Each presidential race is different, of course, and for Sanders to prevail in 2020, some elements have to fall in his favor -- an embarrassing misstep by Biden, for example, or an unseemly revelation involving Warren. The former is likely, the latter not so much.

But it is more likely that the unlikely emergence of Sanders at all in 2016 is the special circumstance. It was that race that elevated a senator of little prominence and few prospects from a curiosity into a contender. For years hardly anyone paid any mind to the Vermonter on Capitol Hill -- he was regarded as a wacky socialist who could have emerged only from the granola precincts of Burlington, Vermont -- and he had little impact except as a gadfly.

The important factor was less Sanders than his opponent, former Secretary of State Hillary Rodham Clinton, who campaigned on an "inevitability" platform that Sanders transformed into a liability. If she were the anointed candidate of the party elites, then in the eyes of Sanders and the following he swiftly acquired, she was by definition an unacceptable candidate in a campaign year when the elites were discredited. It did not help Clinton's cause that she was awkward on the stump, stiff, overprepared and overscripted.

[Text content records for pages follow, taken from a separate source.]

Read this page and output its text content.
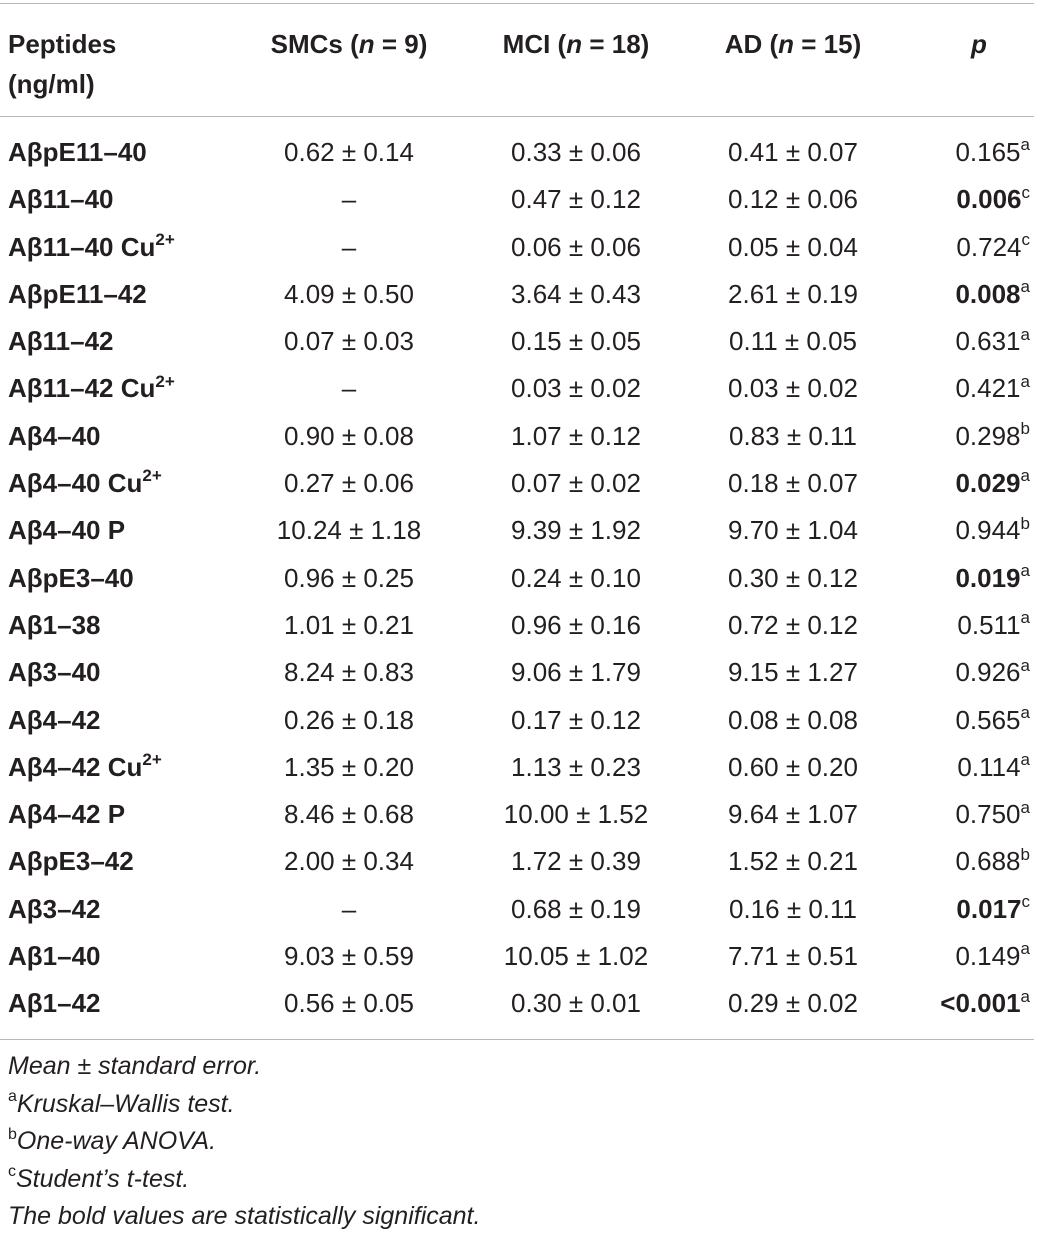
Peptides
(ng/ml)
SMCs (n = 9)	MCI (n = 18)	AD (n = 15)	p
AβpE11–40	0.62 ± 0.14	0.33 ± 0.06	0.41 ± 0.07	0.165$^a$
Aβ11–40	–	0.47 ± 0.12	0.12 ± 0.06	0.006$^c$
Aβ11–40 $Cu^{2+}$	–	0.06 ± 0.06	0.05 ± 0.04	0.724$^c$
AβpE11–42	4.09 ± 0.50	3.64 ± 0.43	2.61 ± 0.19	0.008$^a$
Aβ11–42	0.07 ± 0.03	0.15 ± 0.05	0.11 ± 0.05	0.631$^a$
Aβ11–42 $Cu^{2+}$	–	0.03 ± 0.02	0.03 ± 0.02	0.421$^a$
Aβ4–40	0.90 ± 0.08	1.07 ± 0.12	0.83 ± 0.11	0.298$^b$
Aβ4–40 $Cu^{2+}$	0.27 ± 0.06	0.07 ± 0.02	0.18 ± 0.07	0.029$^a$
Aβ4–40 P	10.24 ± 1.18	9.39 ± 1.92	9.70 ± 1.04	0.944$^b$
AβpE3–40	0.96 ± 0.25	0.24 ± 0.10	0.30 ± 0.12	0.019$^a$
Aβ1–38	1.01 ± 0.21	0.96 ± 0.16	0.72 ± 0.12	0.511$^a$
Aβ3–40	8.24 ± 0.83	9.06 ± 1.79	9.15 ± 1.27	0.926$^a$
Aβ4–42	0.26 ± 0.18	0.17 ± 0.12	0.08 ± 0.08	0.565$^a$
Aβ4–42 $Cu^{2+}$	1.35 ± 0.20	1.13 ± 0.23	0.60 ± 0.20	0.114$^a$
Aβ4–42 P	8.46 ± 0.68	10.00 ± 1.52	9.64 ± 1.07	0.750$^a$
AβpE3–42	2.00 ± 0.34	1.72 ± 0.39	1.52 ± 0.21	0.688$^b$
Aβ3–42	–	0.68 ± 0.19	0.16 ± 0.11	0.017$^c$
Aβ1–40	9.03 ± 0.59	10.05 ± 1.02	7.71 ± 0.51	0.149$^a$
Aβ1–42	0.56 ± 0.05	0.30 ± 0.01	0.29 ± 0.02	<0.001$^a$
Mean ± standard error.
$^a$Kruskal–Wallis test.
$^b$One-way ANOVA.
$^c$Student’s t-test.
The bold values are statistically significant.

Sanders does not have that sort of foil this time. Warren is overprepared in an entirely different way: brimming over with policy ideas, many of them indistinguishable from those of Sanders but presented in a cheerier, more approachable way. Clinton was programmed; Warren is spontaneous. Having her dog along helps in appearances in New Hampshire, which instinctively distrusts anything with the faintest odor of Massachusetts (the taxes are too high, the tourist visitors too pushy), but which nonetheless has given its first-in-the-nation primary victory to Bay State candidates five times since 1960.

Still, Sanders retains a hold on second place outside of Iowa, though it is hard to deny that Warren has the momentum. Both would beat Trump if the election were being held right now, which it isn't. Harris would be in a statistical tie with the president, but of course, polls this early rarely have any meaning except to political writers who don't have the sense to ignore them.